FaustHOF.jpgThe Wyoming Aviation Hall of Fame honored its 28th inductee Sept. 28 at the Buffalo Bill Center of the West in Cody.

Elmer Faust, formerly of Cody, is the 2019 inductee. Faust’s major contributions to Wyoming aviation include his role in the development of aviation in Cody and the exceptional aircraft maintenance he provided to pilots throughout the Big Horn Basin and beyond.

Faust began flying in the 1920s in a Curtis Jenny. While working as an auto mechanic in Cody, Faust built his first airplane, a Corben Junior Ace, in his spare time.

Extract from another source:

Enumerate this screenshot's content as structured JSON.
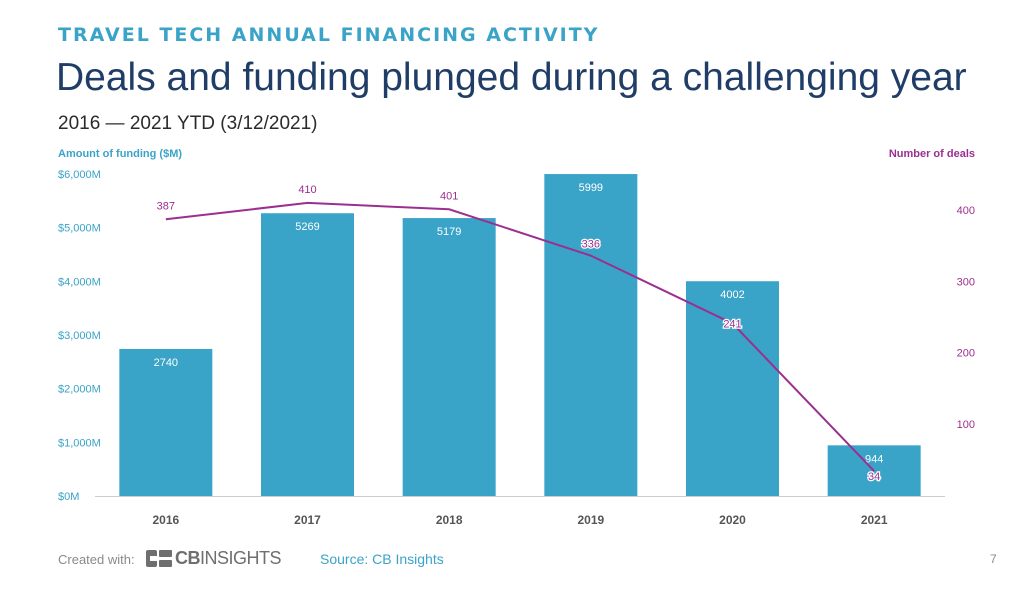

Rather than purchase the entire kit, he obtained a set of blueprints and an engine and relied on his mechanical skills to build the airplane. During the late 1920s and continuing into the 1930s, Faust, along with several other Cody residents, cleared a pasture of rocks and brush to form a landing strip and then used a truck to pull a drag to smooth the landing surface. Later, he constructed two hangars at the airstrip. Along with a hangar built by the city, these became the first structures at what would become the Cody airport. In honor of his efforts to help establish an airport, the terminal was named the E.E. Faust Terminal in 1992. 

Faust began providing aircraft maintenance in the late 1930s. In 1949, he formally established Cody Aero Service, and for many years was the only mechanic in the Big Horn Basin and surrounding area. Faust was awarded the Federal Aviation Administration Aviation Mechanic Citation for his efforts that contributed significantly to the safety and increased reliability in aviation maintenance and for his efforts toward improved maintenance practices. Faust’s mechanical abilities led to his strong interest in the mechanical aspects of aircraft, and though aircraft maintenance was his primary business, rebuilding older aircraft was his passion. He rebuilt aircraft including a 1937 Fairchild 24, 1928 Mono Coup and several Waco Aircraft Company (WACO) aircraft. A 1933 WACO UIC that he restored in 1976 for use in the oil pipeline industry in Casper eventually was donated to the Smithsonian’s Paul E. Garber Storage Facility, the National Air and Space Museum’s reserve collection of historically significant aircraft. Faust also built and modified a late-1940s Piper PA-12. When it was completed in 1954, this heavily modified airplane became known as the Faust 301 and was still flying in 2019. 

During World War II, Faust served his country as an instructor at Hancock College of Aeronautics in California where he taught aircraft mechanics and engines. This included being the lead instructor for a new program designed to train young women to be aircraft mechanics.

Born on Nov. 29, 1900, in the community of Otto, southeast of Cody, Faust grew up in Meeteetse and Cody and graduated from Cody High School. Faust passed away in Cody on March 24, 1989. 

The Wyoming Aviation Hall of Fame is a non-profit, publicly supported, tax-exempt organization dedicated to honoring individuals who have made outstanding contributions to the establishment, development and/or advancement of aviation in Wyoming. The organization comprises a board of directors and operates in conjunction with the Wyoming Aeronautics Commission. Founded in 1994 through the efforts of the late Red Kelso of Cheyenne, the Wyoming Aviation Hall of Fame held its first induction in 1995.